The pricing is listed here: https://cloud.google.com/sql/docs/postgres/pricing#pg-pricin...

Sample monthly pricing:

db-f1-micro instance : $7.56 for compute;

10GB HDD : $0.9 for storage;

No network cost if the database instance is talking to a GCE VM in the same region;

Disclaimer: I work on Google Cloud SQL


when ha would cost the same i.e. ~20€ than that would be amazingly cheap. i mean on aws you would pay the same (20 €), but you need to pay 1 year upfront.. and if ha would be like 16 € you would only be a little bit more expensive than a 3 year aws rds offering (1€ per month), which is less a problem since the storage is cheaper and you are way more flexible (canceling and recreating to a bigger instance)


>db-f1-micro

>db-g1-small

>db-n1-highmem-2

>db-n1-standard-8

>D32 Database Instance (16GB RAM)

>Tier D0, D1, D2, D4, D8, D16, D32

What's up with cloud instance naming schemes? I get this is kind of similar to Amazon, but man, I bet these are really unwieldy in conversations esp. if someone is new to a platform.


We know. That's why PostgreSQL pilots hopefully clearer pricing structure where you choose how much CPU and RAM is needed and pay per CPU and GiB of ram. No more `db-nX-<something>-X`.

You'll still see instance size names for a while though.

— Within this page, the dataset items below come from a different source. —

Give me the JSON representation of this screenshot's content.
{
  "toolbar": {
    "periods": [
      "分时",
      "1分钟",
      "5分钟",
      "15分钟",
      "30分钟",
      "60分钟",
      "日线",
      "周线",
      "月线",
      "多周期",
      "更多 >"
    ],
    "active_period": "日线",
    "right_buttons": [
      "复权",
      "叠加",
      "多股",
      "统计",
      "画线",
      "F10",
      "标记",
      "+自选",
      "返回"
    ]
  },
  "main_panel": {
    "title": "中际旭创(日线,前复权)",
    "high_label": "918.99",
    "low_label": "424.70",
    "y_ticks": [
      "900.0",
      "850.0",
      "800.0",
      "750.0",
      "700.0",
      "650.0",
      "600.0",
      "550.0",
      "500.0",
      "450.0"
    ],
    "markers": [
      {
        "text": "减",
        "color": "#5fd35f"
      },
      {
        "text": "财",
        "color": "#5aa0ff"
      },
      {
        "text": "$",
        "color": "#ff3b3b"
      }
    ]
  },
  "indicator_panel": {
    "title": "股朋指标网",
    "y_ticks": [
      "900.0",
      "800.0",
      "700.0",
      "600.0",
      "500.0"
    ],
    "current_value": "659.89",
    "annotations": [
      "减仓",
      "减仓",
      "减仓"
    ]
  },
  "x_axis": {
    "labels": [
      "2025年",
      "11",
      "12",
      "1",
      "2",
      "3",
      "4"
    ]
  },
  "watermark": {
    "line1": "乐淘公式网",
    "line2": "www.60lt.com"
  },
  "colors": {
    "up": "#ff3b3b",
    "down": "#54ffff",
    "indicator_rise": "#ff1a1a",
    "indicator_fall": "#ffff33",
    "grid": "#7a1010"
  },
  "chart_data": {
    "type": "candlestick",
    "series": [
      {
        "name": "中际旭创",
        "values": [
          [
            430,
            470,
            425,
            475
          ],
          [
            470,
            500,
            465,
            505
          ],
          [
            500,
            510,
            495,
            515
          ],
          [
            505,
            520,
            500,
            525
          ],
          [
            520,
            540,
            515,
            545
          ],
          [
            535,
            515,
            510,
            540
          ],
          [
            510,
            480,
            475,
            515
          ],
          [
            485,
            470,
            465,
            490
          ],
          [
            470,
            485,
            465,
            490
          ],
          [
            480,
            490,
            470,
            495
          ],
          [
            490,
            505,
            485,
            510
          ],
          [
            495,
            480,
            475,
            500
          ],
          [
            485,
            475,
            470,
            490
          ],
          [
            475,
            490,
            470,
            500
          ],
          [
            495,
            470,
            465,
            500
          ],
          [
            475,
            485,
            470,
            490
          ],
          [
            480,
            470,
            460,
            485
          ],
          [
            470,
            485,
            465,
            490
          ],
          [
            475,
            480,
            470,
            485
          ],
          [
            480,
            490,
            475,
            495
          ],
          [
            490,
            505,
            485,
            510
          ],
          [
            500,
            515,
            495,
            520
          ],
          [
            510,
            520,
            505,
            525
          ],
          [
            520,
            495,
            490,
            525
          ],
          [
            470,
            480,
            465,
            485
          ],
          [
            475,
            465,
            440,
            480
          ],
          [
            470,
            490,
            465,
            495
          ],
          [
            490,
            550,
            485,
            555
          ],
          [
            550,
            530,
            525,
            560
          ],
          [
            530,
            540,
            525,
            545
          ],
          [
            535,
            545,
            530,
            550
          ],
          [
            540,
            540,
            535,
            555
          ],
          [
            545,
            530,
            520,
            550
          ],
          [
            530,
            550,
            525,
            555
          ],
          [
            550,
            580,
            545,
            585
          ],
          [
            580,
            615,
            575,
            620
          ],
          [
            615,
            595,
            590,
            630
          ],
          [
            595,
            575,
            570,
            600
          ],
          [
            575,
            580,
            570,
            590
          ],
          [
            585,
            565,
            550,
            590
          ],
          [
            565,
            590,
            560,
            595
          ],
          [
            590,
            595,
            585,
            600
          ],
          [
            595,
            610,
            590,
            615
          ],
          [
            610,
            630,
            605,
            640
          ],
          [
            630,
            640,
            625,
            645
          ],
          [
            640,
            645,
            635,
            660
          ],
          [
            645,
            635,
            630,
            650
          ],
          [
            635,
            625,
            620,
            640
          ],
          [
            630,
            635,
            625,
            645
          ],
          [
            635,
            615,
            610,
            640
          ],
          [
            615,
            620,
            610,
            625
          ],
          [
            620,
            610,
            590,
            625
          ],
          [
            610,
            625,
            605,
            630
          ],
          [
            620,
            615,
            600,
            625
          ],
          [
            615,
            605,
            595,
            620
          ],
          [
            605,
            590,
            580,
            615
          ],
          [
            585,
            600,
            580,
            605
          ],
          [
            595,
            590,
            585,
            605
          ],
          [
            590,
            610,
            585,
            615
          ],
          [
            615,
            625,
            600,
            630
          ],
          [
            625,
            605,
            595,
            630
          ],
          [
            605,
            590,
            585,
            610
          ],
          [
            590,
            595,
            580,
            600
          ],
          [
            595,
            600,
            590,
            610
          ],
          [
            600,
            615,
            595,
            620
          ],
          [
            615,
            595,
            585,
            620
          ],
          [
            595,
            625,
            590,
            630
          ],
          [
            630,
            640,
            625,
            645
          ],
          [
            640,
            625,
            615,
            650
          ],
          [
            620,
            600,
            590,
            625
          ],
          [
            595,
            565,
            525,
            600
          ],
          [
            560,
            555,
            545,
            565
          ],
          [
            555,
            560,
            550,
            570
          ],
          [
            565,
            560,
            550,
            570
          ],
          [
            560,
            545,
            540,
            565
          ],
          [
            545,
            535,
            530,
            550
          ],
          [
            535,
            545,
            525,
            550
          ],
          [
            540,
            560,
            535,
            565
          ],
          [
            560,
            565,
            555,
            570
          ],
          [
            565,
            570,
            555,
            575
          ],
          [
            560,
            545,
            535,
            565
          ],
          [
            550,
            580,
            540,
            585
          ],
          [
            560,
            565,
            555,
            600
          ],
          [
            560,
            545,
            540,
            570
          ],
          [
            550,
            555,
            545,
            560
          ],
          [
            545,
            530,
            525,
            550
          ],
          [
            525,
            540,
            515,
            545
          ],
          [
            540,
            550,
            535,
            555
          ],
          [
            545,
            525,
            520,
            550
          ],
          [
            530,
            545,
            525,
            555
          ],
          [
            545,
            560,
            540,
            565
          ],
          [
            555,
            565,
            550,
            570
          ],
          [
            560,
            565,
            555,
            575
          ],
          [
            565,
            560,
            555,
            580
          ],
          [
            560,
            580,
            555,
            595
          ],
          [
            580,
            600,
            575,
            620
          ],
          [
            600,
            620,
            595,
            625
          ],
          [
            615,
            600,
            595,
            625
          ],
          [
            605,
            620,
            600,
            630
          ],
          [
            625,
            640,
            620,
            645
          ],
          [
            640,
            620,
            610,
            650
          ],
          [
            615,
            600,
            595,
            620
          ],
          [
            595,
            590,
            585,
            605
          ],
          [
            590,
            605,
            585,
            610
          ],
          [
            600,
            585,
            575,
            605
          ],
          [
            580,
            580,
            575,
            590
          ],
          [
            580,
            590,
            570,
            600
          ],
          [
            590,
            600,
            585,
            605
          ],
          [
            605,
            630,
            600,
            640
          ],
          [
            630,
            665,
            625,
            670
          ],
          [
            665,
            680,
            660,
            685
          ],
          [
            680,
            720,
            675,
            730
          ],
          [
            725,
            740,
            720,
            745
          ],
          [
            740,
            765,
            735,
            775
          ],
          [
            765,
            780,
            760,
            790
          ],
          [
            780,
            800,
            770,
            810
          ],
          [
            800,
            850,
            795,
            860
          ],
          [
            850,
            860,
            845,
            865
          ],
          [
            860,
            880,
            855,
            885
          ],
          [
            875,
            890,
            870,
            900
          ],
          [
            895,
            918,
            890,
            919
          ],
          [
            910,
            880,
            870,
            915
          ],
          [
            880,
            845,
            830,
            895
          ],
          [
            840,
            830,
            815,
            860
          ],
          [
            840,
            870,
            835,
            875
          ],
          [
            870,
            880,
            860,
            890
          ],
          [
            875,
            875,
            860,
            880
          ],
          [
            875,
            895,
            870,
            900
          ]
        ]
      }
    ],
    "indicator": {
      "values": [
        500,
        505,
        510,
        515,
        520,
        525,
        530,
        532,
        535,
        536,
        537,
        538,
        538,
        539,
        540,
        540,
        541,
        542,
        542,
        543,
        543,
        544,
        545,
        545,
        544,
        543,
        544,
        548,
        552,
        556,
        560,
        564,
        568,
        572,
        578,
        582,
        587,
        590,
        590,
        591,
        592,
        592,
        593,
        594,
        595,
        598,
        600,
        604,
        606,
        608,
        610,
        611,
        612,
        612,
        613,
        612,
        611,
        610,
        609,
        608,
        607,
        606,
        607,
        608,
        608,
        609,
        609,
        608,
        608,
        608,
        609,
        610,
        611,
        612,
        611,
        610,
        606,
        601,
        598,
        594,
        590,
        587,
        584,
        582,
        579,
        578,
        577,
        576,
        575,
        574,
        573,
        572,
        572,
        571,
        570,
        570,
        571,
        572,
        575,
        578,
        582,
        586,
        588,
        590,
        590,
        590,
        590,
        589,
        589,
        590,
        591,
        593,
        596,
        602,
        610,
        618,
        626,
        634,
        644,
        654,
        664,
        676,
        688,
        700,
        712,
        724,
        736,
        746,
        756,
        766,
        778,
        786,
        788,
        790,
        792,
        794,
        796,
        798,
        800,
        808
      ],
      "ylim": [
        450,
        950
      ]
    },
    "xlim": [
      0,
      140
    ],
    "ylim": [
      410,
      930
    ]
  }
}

I think D0-D32 are for first generation of CloudSQL (which is MySQL only). db-* are for second generation and match GCE instance names.


> What's up with cloud instance naming schemes?

There's at least 2 performance dimensions for provisioning an instance: vCPUs and memory. Often also GPUs, local SSDs, local HDDs. And then you have multiple generations of hardware, which aren't 100% comparable to each other.

So coming up with a "fully systematic" naming scheme is not really possible without listing all the parameters, and then you lose the benefit of having a name.


I guess it's unclear because the instance, storage and networking are all separately priced? The pricing calculator (https://cloud.google.com/products/calculator/) might help.


There's a per-cpu cost and per-GB memory cost (or specific costs for the shared cpu instances), and then storage and egress pricing.

https://cloud.google.com/sql/docs/postgres/pricing

Perhaps the difficulty of working this out is from a lack of clarity on what those values would be? Or have I missed something bigger?